S&P cuts Greek outlook to 'negative'
S&P cuts Greek outlook to 'negative'
S&P will downgrade Greece's rating if it fails to get additional funding from other eurozone and the IMF.

New York: Standard & Poor's Ratings Services on Tuesday lowered its outlook on Greece's long-term credit rating, saying that the financially troubled nation will likely need further aid from its international lenders amidst a worsening economy and delays implementing harsh austerity measures.

The ratings firm downgraded Greece's long-term sovereign credit rating outlook to "negative" from "stable." Its rating remained at "CCC," well into "junk" status.

Greece's economy is worsening, so it will likely need as much as €7 billion ($8.7 billion) in additional financing, or 3.7 per cent of its gross domestic product, from the European Union and the International Monetary Fund, S&P said.
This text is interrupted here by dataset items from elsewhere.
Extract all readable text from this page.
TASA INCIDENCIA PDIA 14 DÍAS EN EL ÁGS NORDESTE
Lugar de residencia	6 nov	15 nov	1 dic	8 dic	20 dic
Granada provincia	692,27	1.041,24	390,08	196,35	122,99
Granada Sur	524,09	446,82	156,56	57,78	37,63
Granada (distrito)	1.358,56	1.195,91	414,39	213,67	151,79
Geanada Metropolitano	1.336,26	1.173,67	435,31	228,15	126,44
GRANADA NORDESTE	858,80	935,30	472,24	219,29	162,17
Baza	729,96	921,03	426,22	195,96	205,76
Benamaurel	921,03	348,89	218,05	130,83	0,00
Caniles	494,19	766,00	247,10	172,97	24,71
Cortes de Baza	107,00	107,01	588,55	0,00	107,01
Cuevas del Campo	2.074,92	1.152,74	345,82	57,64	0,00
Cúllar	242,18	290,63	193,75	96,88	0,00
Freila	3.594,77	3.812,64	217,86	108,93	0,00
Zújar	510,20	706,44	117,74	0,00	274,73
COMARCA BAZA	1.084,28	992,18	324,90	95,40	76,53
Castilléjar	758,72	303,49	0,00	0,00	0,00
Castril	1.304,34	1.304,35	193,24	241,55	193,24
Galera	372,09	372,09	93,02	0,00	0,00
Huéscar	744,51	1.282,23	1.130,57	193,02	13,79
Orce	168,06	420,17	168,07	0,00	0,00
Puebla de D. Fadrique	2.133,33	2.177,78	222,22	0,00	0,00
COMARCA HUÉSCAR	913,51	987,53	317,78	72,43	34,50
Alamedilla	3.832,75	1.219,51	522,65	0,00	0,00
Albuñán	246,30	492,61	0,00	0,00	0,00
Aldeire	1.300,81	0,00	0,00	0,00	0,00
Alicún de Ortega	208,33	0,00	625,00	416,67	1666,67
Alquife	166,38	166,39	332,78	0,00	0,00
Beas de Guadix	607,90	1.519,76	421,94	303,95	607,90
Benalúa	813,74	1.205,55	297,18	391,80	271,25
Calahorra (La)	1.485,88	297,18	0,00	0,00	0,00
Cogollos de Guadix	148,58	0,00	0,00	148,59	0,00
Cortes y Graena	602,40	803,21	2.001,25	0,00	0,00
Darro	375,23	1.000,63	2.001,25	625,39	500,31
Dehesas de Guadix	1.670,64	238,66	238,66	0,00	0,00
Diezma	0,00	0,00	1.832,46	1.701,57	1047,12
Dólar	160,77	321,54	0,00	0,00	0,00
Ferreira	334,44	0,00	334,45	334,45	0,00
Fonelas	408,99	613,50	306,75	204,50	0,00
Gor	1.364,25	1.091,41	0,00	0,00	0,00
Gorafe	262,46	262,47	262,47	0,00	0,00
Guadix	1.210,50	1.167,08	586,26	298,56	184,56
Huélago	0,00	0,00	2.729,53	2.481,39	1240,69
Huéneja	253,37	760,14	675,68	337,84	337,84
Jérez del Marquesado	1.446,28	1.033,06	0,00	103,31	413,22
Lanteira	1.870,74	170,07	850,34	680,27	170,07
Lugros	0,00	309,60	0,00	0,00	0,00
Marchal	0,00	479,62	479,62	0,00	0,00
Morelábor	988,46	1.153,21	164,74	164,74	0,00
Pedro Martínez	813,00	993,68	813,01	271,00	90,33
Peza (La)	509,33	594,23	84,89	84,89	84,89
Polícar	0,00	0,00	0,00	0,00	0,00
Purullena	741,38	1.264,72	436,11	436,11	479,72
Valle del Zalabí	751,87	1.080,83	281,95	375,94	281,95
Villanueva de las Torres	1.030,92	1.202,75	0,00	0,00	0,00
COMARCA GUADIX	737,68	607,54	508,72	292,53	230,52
The move to lower the outlook reflects the possibility that S&P will downgrade Greece's rating if the nation fails to get additional funding from other eurozone countries and the IMF.
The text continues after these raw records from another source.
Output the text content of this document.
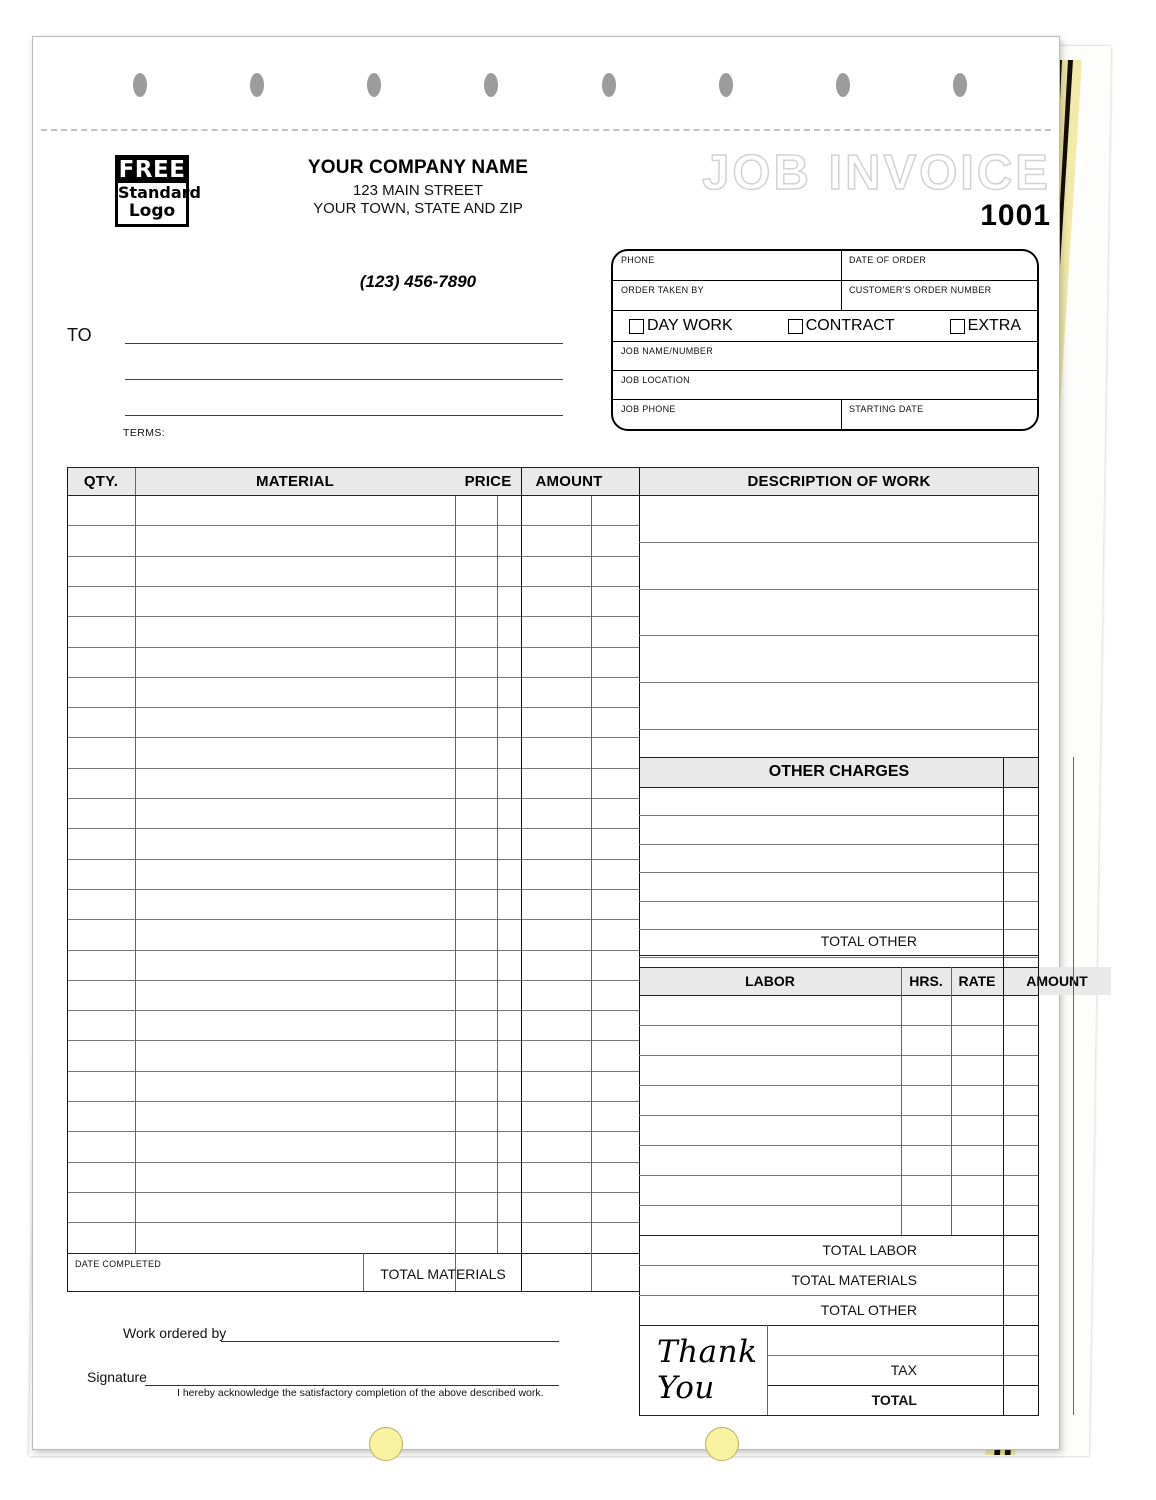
FREE
Standard
Logo
YOUR COMPANY NAME
123 MAIN STREET
YOUR TOWN, STATE AND ZIP
(123) 456-7890
JOB INVOICE
1001
TO
TERMS:
PHONE	DATE OF ORDER
ORDER TAKEN BY	CUSTOMER'S ORDER NUMBER
DAY WORK	CONTRACT	EXTRA
JOB NAME/NUMBER
JOB LOCATION
JOB PHONE	STARTING DATE
QTY.	MATERIAL	PRICE	AMOUNT	DESCRIPTION OF WORK
OTHER CHARGES
LABOR	HRS.	RATE	AMOUNT
TOTAL OTHER
TOTAL LABOR
TOTAL MATERIALS
TOTAL OTHER
TAX
TOTAL
Thank You
DATE COMPLETED
TOTAL MATERIALS
Work ordered by
Signature
I hereby acknowledge the satisfactory completion of the above described work.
The country has been relying on such loans since high interest rates pushed it out of bond markets in 2010. In return, it has imposed harsh austerity, slashing pensions and salaries, repeatedly hiking taxes and increasing the retirement age.
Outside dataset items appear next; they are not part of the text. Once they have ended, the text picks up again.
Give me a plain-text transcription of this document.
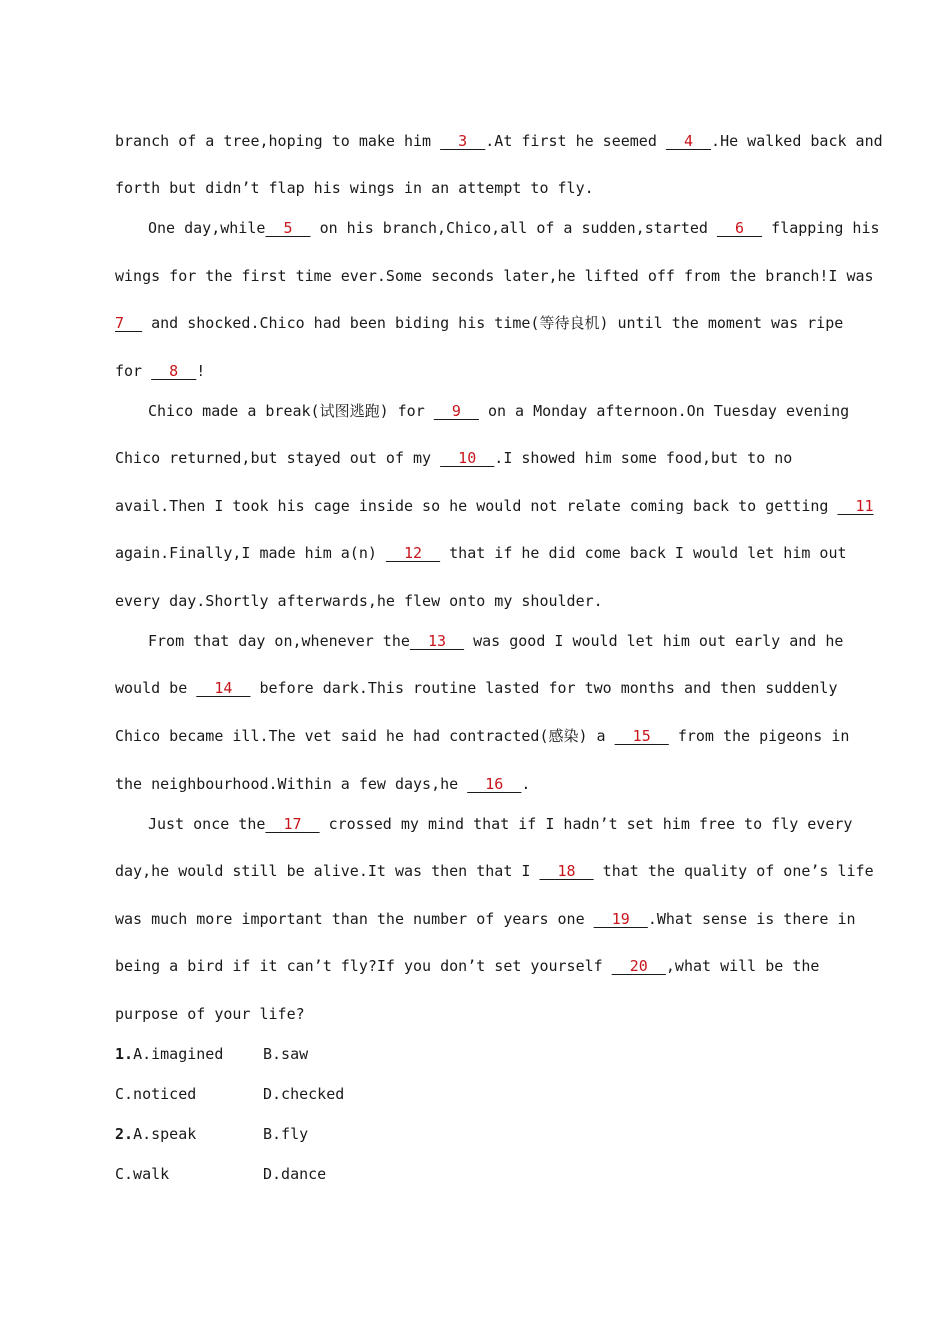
branch of a tree,hoping to make him   3  .At first he seemed   4  .He walked back and

forth but didn’t flap his wings in an attempt to fly.

One day,while  5   on his branch,Chico,all of a sudden,started   6   flapping his

wings for the first time ever.Some seconds later,he lifted off from the branch!I was

7   and shocked.Chico had been biding his time(等待良机) until the moment was ripe

for   8  !

Chico made a break(试图逃跑) for   9   on a Monday afternoon.On Tuesday evening

Chico returned,but stayed out of my   10  .I showed him some food,but to no

avail.Then I took his cage inside so he would not relate coming back to getting   11

again.Finally,I made him a(n)   12   that if he did come back I would let him out

every day.Shortly afterwards,he flew onto my shoulder.

From that day on,whenever the  13   was good I would let him out early and he

would be   14   before dark.This routine lasted for two months and then suddenly

Chico became ill.The vet said he had contracted(感染) a   15   from the pigeons in

the neighbourhood.Within a few days,he   16  .

Just once the  17   crossed my mind that if I hadn’t set him free to fly every

day,he would still be alive.It was then that I   18   that the quality of one’s life

was much more important than the number of years one   19  .What sense is there in

being a bird if it can’t fly?If you don’t set yourself   20  ,what will be the

purpose of your life?

1.A.imagined	B.saw

C.noticed	D.checked

2.A.speak	B.fly

C.walk	D.dance
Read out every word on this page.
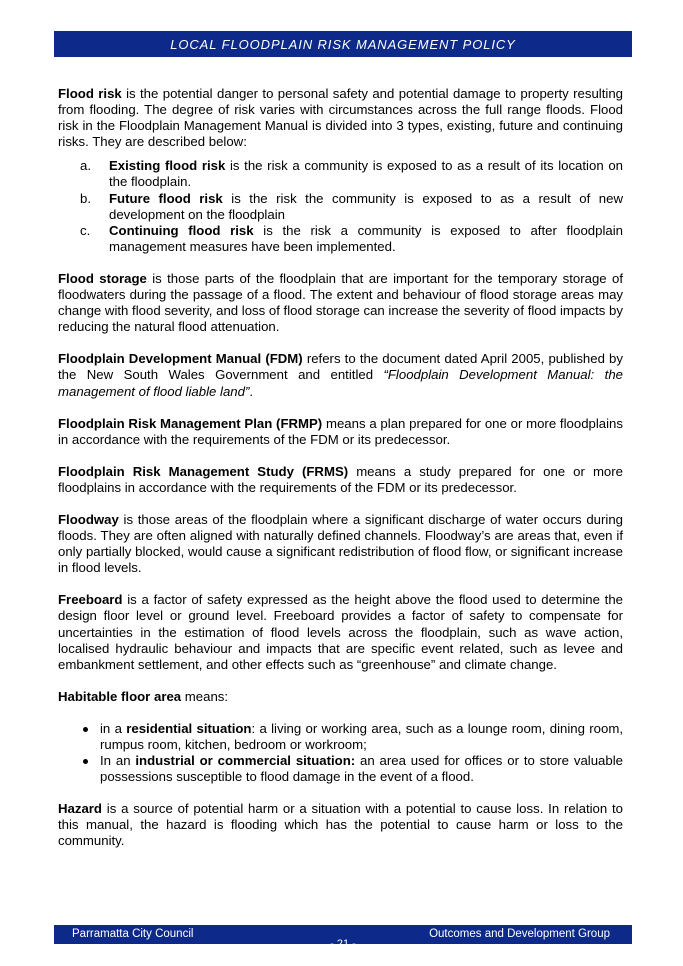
LOCAL FLOODPLAIN RISK MANAGEMENT POLICY

Flood risk is the potential danger to personal safety and potential damage to property resulting from flooding. The degree of risk varies with circumstances across the full range floods. Flood risk in the Floodplain Management Manual is divided into 3 types, existing, future and continuing risks. They are described below:

a. Existing flood risk is the risk a community is exposed to as a result of its location on the floodplain.
b. Future flood risk is the risk the community is exposed to as a result of new development on the floodplain
c. Continuing flood risk is the risk a community is exposed to after floodplain management measures have been implemented.

Flood storage is those parts of the floodplain that are important for the temporary storage of floodwaters during the passage of a flood. The extent and behaviour of flood storage areas may change with flood severity, and loss of flood storage can increase the severity of flood impacts by reducing the natural flood attenuation.

Floodplain Development Manual (FDM) refers to the document dated April 2005, published by the New South Wales Government and entitled “Floodplain Development Manual: the management of flood liable land”.

Floodplain Risk Management Plan (FRMP) means a plan prepared for one or more floodplains in accordance with the requirements of the FDM or its predecessor.

Floodplain Risk Management Study (FRMS) means a study prepared for one or more floodplains in accordance with the requirements of the FDM or its predecessor.

Floodway is those areas of the floodplain where a significant discharge of water occurs during floods. They are often aligned with naturally defined channels. Floodway’s are areas that, even if only partially blocked, would cause a significant redistribution of flood flow, or significant increase in flood levels.

Freeboard is a factor of safety expressed as the height above the flood used to determine the design floor level or ground level. Freeboard provides a factor of safety to compensate for uncertainties in the estimation of flood levels across the floodplain, such as wave action, localised hydraulic behaviour and impacts that are specific event related, such as levee and embankment settlement, and other effects such as “greenhouse” and climate change.

Habitable floor area means:

in a residential situation: a living or working area, such as a lounge room, dining room, rumpus room, kitchen, bedroom or workroom;
In an industrial or commercial situation: an area used for offices or to store valuable possessions susceptible to flood damage in the event of a flood.

Hazard is a source of potential harm or a situation with a potential to cause loss. In relation to this manual, the hazard is flooding which has the potential to cause harm or loss to the community.

Parramatta City Council	Outcomes and Development Group
- 21 -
The firm projects that Greece's gross domestic product will shrink by 10 or 11 per cent over this year and next. The European Union and IMF have assumed GDP will slow only between 4 per cent and 5 per cent during that period.

Greece has received two bailouts totaling €240 billion from other eurozone governments and the International Monetary Fund after bond investors would no longer lend it money at affordable rates. In return for the money, Greece is supposed to cut its budget deficit and reform its economy. However, the economy has continued to contract and the new government of Prime Minister Antonis Samaras has said it wants more time to meet some of the conditions.

Even so, S&P anticipates that Greece's government will find it difficult to make the additional cuts required to satisfy the conditions to get its next slate of funding from the EU and IMF.

"We see the likelihood of shortfalls, owing to election-related delays in the implementation of budgetary consolidation measures for the current year, as well as the worsening trajectory of the Greek economy," S&P said.

A cutoff of bailout money could lead to Greece defaulting on its remaining obligations and possibly leaving the euro currency.

International bailout creditors are closely scrutinising the country's lagging austerity and reform program, and a negative report next month would likely lead to the vital rescue loans being halted. That would leave the government unable to pay pensions, salaries and service its debts, which in turn could force Greece to leave the 17-member eurozone, a move that would reverberate throughout global financial markets.